The code name “Project Shark” for the 295-foot Oceanco launched last week was not just a clever moniker from the Dutch yard’s marketing team. Designer Luiz De Basto actually conceived of the exterior as a huge, curved, and very elegant shark that would give the superyacht its inimitable look. “Most of my ideas come from nature,” says the Miami-based designer. “When you look at the profile, the shape is really inspired by a shark. You have the wing stations combined with the pilothouse that looks like a hammerhead and the mast is shaped like a fin.”
Of course, as De Basto adds, starting with a shark means nothing if you don’t arrive with a world-class yacht. Oceanco, responsible for some of the most stunning custom yachts on the water, will set new design standards with Project Shark if the initial photos are anything to go by. De Basto knows all the rules of yacht design, but purposely broke several with this yacht. First, he divided the yacht into zones for the privacy of the owners and guests. There are no exterior walkways above the main deck so the owners won’t have anyone looking in the windows of their private areas. De Basto also defined Project Shark with huge stretches of glass for uninterrupted oceanscapes. “The floor-to-ceiling windows give exceptional views, but you also get the boat’s unique sense of solitude through the private balconies and terraces,” says De Basto. “It’s that combination that makes this yacht so different.”

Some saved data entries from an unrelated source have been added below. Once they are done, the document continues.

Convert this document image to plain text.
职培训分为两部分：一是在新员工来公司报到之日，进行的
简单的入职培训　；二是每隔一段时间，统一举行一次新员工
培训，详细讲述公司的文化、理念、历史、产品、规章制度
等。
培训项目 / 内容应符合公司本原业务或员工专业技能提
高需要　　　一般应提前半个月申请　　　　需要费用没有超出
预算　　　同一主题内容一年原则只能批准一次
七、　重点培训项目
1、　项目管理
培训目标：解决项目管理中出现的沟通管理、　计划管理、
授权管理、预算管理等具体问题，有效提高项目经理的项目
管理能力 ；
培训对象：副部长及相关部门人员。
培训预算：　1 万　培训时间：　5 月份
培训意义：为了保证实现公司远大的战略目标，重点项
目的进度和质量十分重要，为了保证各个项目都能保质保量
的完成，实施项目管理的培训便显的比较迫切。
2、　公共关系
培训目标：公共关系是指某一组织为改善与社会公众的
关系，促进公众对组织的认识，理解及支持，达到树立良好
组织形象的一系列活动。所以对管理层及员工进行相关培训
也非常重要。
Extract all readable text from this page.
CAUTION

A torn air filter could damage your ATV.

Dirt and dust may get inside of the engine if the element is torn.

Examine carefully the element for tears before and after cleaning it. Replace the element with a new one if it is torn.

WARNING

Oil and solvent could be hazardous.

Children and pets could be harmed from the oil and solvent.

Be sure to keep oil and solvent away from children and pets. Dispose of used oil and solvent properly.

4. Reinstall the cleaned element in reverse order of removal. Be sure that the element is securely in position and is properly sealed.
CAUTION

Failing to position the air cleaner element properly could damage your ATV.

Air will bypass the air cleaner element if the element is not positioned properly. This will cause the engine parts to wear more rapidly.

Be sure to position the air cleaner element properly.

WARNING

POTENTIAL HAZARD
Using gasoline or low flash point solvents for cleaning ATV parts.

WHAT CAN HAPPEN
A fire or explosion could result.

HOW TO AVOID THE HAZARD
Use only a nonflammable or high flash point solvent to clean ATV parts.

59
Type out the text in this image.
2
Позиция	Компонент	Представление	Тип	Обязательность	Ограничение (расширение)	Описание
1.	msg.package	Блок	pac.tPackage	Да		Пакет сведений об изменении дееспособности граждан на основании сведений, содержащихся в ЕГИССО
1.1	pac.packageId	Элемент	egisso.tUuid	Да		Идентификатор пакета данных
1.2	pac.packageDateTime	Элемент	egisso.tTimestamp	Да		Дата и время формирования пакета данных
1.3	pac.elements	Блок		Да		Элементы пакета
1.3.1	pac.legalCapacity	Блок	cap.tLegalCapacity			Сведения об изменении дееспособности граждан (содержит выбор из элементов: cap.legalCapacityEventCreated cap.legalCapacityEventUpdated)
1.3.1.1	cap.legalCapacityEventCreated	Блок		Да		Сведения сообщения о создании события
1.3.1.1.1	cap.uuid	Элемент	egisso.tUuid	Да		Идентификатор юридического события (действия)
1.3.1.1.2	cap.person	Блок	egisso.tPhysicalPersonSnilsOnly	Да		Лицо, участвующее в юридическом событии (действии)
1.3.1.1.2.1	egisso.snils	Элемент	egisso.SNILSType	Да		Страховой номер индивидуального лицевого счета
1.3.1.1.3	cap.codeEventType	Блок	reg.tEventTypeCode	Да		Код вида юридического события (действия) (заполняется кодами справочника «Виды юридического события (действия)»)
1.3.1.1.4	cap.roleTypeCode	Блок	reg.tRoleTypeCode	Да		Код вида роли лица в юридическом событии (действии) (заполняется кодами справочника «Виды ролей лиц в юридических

Despite its length, Project Shark has only 12 staterooms, and the owners have the entire upper deck of the Nuvolari-Lenard–designed interior at their disposal. The owner’s deck has a palatial en-suite apartment, side terraces, and a rear patio with a roof, hot tub, and an alfresco dining area. It also has several service areas and a crew elevator so the crew can prepare meals or set up the entertainment centers without disturbing the owners.
The design also includes an innovative, enclosed stairway on the aft helipad that can be shut while the helicopter is landing or taking off, so that owners and guests don’t have to deal with the helicopter’s exhaust fumes or downflow from its blades. “Enclosing the stairways also preserves the flow of the superstructure,” says De Basto. “It provides an aesthetic and practical solution for the helipad.”
The designer could not have been happier with his experience at Oceanco, which left almost all of the visionary design in tact through what was a complicated build of the steel yacht. Powered by a pair of 4,828 hp MTU diesel engines, Project Shark will now undergo sea trials and should be delivered before the summer when it will enter into the list of the world’s top 200 yachts.
De Basto is happy with Project Shark, his largest project to date, with both the build quality and sense of proportions across the exterior. “The scale of the yacht was not intimidating,” he says. “Once I came up with the elegant design, the yacht’s size didn’t matter. It doesn’t look heavy and awkward like some superyachts that big, but long and lean.” Just like a shark.